Books I Read December 6th, 2023
The year winds towards its conclusion. Here in LA the palm trees are strung with fairy lights and there are Christmas markets on the boardwalk. Every day I make a list of things that make me smile and most days the mountains are on there, and the winter blossoms. Last week I read these books.
The Good Cripple by Rodrigo Rey Rosa – A kidnapping goes awry in Rey Rosa's tight, bleak novella. Reminiscent of Bolano in its interweaving of violence and literature, Paul Bowles and severed limbs.
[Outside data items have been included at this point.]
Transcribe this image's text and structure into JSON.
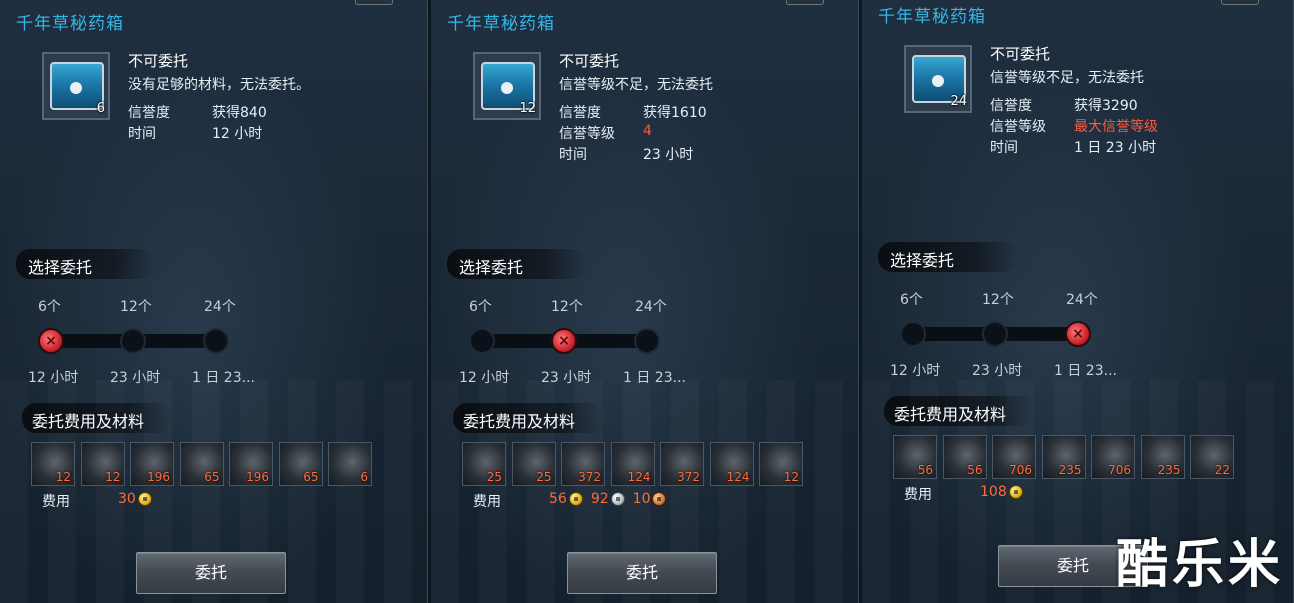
{
  "panels": [
    {
      "title": "千年草秘药箱",
      "item_qty": "6",
      "status": "不可委托",
      "reason": "没有足够的材料，无法委托。",
      "info": [
        {
          "label": "信誉度",
          "value": "获得840",
          "highlight": false
        },
        {
          "label": "时间",
          "value": "12 小时",
          "highlight": false
        }
      ],
      "section_choose": "选择委托",
      "options": [
        "6个",
        "12个",
        "24个"
      ],
      "durations": [
        "12 小时",
        "23 小时",
        "1 日 23..."
      ],
      "selected_option_index": 0,
      "section_cost": "委托费用及材料",
      "materials": [
        "12",
        "12",
        "196",
        "65",
        "196",
        "65",
        "6"
      ],
      "fee_label": "费用",
      "fees": [
        {
          "amount": "30",
          "coin": "gold"
        }
      ],
      "button": "委托"
    },
    {
      "title": "千年草秘药箱",
      "item_qty": "12",
      "status": "不可委托",
      "reason": "信誉等级不足，无法委托",
      "info": [
        {
          "label": "信誉度",
          "value": "获得1610",
          "highlight": false
        },
        {
          "label": "信誉等级",
          "value": "4",
          "highlight": true
        },
        {
          "label": "时间",
          "value": "23 小时",
          "highlight": false
        }
      ],
      "section_choose": "选择委托",
      "options": [
        "6个",
        "12个",
        "24个"
      ],
      "durations": [
        "12 小时",
        "23 小时",
        "1 日 23..."
      ],
      "selected_option_index": 1,
      "section_cost": "委托费用及材料",
      "materials": [
        "25",
        "25",
        "372",
        "124",
        "372",
        "124",
        "12"
      ],
      "fee_label": "费用",
      "fees": [
        {
          "amount": "56",
          "coin": "gold"
        },
        {
          "amount": "92",
          "coin": "silver"
        },
        {
          "amount": "10",
          "coin": "copper"
        }
      ],
      "button": "委托"
    },
    {
      "title": "千年草秘药箱",
      "item_qty": "24",
      "status": "不可委托",
      "reason": "信誉等级不足，无法委托",
      "info": [
        {
          "label": "信誉度",
          "value": "获得3290",
          "highlight": false
        },
        {
          "label": "信誉等级",
          "value": "最大信誉等级",
          "highlight": true
        },
        {
          "label": "时间",
          "value": "1 日 23 小时",
          "highlight": false
        }
      ],
      "section_choose": "选择委托",
      "options": [
        "6个",
        "12个",
        "24个"
      ],
      "durations": [
        "12 小时",
        "23 小时",
        "1 日 23..."
      ],
      "selected_option_index": 2,
      "section_cost": "委托费用及材料",
      "materials": [
        "56",
        "56",
        "706",
        "235",
        "706",
        "235",
        "22"
      ],
      "fee_label": "费用",
      "fees": [
        {
          "amount": "108",
          "coin": "gold"
        }
      ],
      "button": "委托"
    }
  ],
  "watermark": "酷乐米",
  "colors": {
    "title": "#35b7e6",
    "highlight_red": "#ff5a3a",
    "material_count": "#ff6b3a"
  }
}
Good stuff.
The 42nd Parallel by John Dos Passos-- A kaleidoscopic portrait of the American century in its infancy, Dos Passos combines the bittersweet stories of his cast with vignettes of major labor leaders, snippets of newspaper headlines and pencil doodles into a rough, sad, beautiful tableau. Really enjoyed reading this one, to the point that I carried a hardback into the restaurant and read it at the counter during my break.
Watch Where the Wolf is Going by Antonio Skarmeta – Youth, fascism, colonialism, sex, love and literature are the topics of this slim but excellent selection of short stories from one of Chile's reigning masters. This was excellent – I've spent much of the last year working through the titles of the now sadly defunct publishing house Readers International, which was putting out a ton of foreign language literature in the 80s, and its been an enormously valuable exercise.
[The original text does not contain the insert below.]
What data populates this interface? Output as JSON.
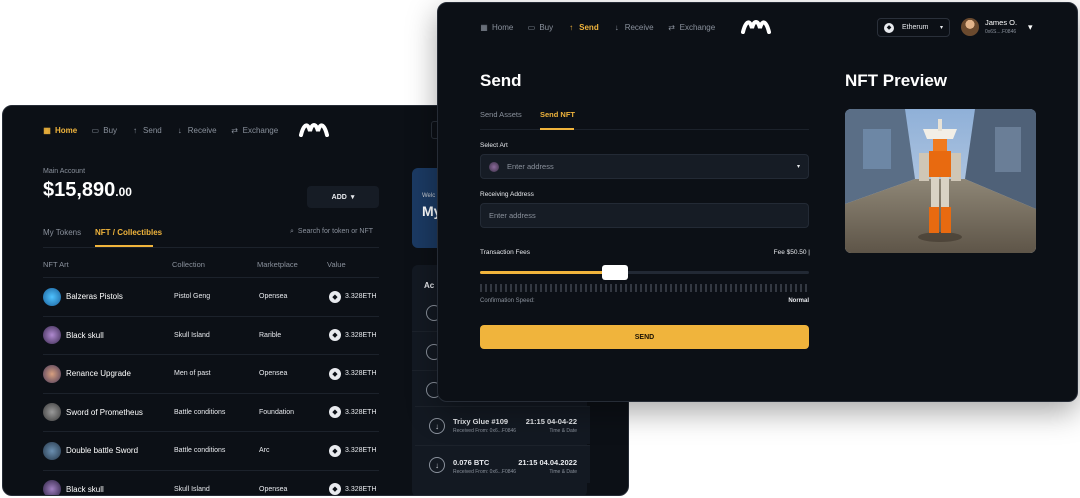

Aurelia, Aurelia: A Memoir by Kathryn Davis – Memories of her dead husband and effervescent youth collide in a meditation (not really a memoir) about the impossible but unalterable movement of time, the inability of literature to effect an indifferent universe.
Tokyo Ueno Station by Yu Miri – An unhoused resident of the eponymous metropolitan park considers his tragic life, the injustice of postwar Japan. Unremarkable but brief.